Published: 10/02/2005, Volume II5, No. 5942 Page 38

Doctors work in a field advancing so rapidly that the total sum of knowledge is doubling every few years just in a few specialist areas, let alone the whole subject.

Following the final report into the Harold Shipman tragedy it seems all the recommendations fail to grasp that to detect as well as prevent failure in such highly trained experts requires specialist systems of sufficient knowhow, and not simply well-meaning lawyers, concerned politicians or interested members of the public.

An intriguing example of this point comes from a recent study. Using a complex statistical analysis of annual deaths of patients of over 1,000 English family physicians for the latter half of the 1990s, it investigated whether it was possible to pick up automatically when doctors attracted a higher mortality rate than should be expected.

Of 1,009 family physicians, 33 (including Shipman) crossed the alarm threshold designed to detect an unusual increase in mortality rates.

Physicians in nursing homes or hospices are likely explanations for most of these additional alarms.

The study illustrates the need to involve statisticians, epidemiologists and a whole host of other experts in devising systems sophisticated enough to detect quickly when an expert is straying off the rails.

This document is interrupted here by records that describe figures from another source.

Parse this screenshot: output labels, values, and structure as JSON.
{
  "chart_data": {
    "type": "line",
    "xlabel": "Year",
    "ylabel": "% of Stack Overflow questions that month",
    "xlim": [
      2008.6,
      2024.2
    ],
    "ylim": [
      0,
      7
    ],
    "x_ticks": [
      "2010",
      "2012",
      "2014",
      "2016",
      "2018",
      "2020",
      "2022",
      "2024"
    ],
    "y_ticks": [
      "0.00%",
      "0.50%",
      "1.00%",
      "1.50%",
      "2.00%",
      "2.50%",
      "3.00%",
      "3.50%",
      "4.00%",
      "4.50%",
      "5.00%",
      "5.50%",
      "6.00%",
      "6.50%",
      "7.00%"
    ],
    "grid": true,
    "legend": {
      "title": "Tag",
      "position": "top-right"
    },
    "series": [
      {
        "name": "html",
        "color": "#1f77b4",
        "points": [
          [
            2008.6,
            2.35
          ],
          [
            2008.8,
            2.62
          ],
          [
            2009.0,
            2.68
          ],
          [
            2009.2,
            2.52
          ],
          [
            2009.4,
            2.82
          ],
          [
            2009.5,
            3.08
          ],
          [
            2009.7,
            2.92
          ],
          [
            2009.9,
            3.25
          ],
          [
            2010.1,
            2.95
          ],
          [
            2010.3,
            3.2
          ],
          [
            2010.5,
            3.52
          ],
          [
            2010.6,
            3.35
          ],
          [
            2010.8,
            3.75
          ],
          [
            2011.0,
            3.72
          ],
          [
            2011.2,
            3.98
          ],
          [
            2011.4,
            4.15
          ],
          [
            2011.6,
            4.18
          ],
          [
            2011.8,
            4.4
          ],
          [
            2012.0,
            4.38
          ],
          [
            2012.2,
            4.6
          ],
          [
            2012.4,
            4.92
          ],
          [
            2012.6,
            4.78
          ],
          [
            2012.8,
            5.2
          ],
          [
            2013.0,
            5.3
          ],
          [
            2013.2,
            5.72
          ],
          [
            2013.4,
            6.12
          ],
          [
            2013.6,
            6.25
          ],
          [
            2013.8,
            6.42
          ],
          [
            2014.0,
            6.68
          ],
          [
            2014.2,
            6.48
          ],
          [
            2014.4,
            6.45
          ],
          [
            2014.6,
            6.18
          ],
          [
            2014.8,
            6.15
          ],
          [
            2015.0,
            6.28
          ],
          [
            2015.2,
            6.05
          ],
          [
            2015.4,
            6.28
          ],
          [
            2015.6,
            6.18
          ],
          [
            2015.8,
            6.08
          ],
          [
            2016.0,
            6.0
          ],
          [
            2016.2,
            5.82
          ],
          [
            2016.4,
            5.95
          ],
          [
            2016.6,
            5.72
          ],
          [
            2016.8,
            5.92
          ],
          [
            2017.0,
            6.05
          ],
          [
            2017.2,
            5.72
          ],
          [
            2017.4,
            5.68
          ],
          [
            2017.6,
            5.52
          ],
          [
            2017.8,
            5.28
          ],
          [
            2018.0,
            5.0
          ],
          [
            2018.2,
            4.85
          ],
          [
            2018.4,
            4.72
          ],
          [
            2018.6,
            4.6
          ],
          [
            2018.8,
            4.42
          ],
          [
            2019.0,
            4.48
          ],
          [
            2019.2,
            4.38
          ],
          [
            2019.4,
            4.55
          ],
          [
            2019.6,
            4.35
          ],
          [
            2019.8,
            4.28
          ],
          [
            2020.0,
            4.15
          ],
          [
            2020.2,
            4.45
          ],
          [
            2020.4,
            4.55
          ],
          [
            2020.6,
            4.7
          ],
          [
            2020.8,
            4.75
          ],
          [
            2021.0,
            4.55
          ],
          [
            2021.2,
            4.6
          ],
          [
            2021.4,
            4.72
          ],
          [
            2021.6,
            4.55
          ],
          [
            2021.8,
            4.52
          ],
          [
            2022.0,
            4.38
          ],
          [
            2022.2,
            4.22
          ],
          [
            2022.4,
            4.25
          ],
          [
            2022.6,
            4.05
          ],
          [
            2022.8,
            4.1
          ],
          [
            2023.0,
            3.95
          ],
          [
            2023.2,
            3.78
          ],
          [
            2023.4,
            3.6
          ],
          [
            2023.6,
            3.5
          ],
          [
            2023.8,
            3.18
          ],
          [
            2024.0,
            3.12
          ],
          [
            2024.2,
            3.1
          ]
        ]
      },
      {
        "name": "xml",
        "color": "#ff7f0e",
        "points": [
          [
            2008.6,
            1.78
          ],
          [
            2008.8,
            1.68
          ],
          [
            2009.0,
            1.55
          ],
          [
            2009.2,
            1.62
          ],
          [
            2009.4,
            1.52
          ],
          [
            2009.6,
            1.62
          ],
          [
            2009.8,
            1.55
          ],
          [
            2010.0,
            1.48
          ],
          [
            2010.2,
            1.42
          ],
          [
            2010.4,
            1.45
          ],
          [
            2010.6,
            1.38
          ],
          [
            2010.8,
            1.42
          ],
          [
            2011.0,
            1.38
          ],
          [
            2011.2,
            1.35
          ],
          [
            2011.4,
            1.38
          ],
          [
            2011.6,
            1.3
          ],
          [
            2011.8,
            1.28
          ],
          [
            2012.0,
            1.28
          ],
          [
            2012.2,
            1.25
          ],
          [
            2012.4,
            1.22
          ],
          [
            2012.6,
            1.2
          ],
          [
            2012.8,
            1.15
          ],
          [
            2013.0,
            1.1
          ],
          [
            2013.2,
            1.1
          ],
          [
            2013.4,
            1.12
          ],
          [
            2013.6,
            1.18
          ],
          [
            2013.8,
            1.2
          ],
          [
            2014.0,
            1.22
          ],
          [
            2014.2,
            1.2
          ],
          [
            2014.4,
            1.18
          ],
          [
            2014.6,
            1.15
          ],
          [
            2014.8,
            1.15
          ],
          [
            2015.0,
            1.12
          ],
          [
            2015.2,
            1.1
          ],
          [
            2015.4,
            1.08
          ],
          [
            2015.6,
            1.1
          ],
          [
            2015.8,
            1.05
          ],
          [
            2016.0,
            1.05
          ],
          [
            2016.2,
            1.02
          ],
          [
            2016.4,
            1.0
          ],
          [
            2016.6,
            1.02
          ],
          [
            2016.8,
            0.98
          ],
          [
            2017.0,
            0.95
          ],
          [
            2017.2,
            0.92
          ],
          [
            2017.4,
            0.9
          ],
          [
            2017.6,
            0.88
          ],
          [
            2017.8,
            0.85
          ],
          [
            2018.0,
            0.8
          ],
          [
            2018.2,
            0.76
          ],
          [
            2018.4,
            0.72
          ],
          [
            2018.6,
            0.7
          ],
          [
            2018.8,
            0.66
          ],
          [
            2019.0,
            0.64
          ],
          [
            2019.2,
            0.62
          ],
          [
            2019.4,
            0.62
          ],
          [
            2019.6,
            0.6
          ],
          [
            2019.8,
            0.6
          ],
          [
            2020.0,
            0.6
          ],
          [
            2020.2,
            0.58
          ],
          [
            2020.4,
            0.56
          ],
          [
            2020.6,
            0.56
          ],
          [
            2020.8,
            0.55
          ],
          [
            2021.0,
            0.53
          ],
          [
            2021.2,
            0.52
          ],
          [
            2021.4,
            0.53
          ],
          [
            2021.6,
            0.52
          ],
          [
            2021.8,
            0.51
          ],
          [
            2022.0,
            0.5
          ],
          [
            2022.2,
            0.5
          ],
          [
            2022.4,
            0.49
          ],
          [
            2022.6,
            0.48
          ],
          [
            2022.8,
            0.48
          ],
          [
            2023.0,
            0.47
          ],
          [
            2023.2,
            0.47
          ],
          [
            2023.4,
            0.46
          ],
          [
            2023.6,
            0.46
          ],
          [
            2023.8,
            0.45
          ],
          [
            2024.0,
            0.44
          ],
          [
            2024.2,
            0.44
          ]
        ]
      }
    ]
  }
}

The only way to ensure doctors and managers are thoroughly up-to-date is to make retraining a routine and rewarding part of career development after qualification for physicians and managers. That means regularly taking them out of their service role for extended intervals to review, improve and add to their skills.

This would remove the menacing and castigatory elements of current medical revalidation plans, and it would gear the profession to long-term prevention rather than short-term cure after a complaint.

This kind of intensive scrutiny is the only way to raise the standards of medical practice. But it is going to cost much more than current NHS thinking allows. If you want your doctor and your manager to look after you well, then you are going to have to look after them too.

Raj Persaud is consultant psychiatrist at South London and Maudsley trust and Gresham professor for public understanding of psychiatry.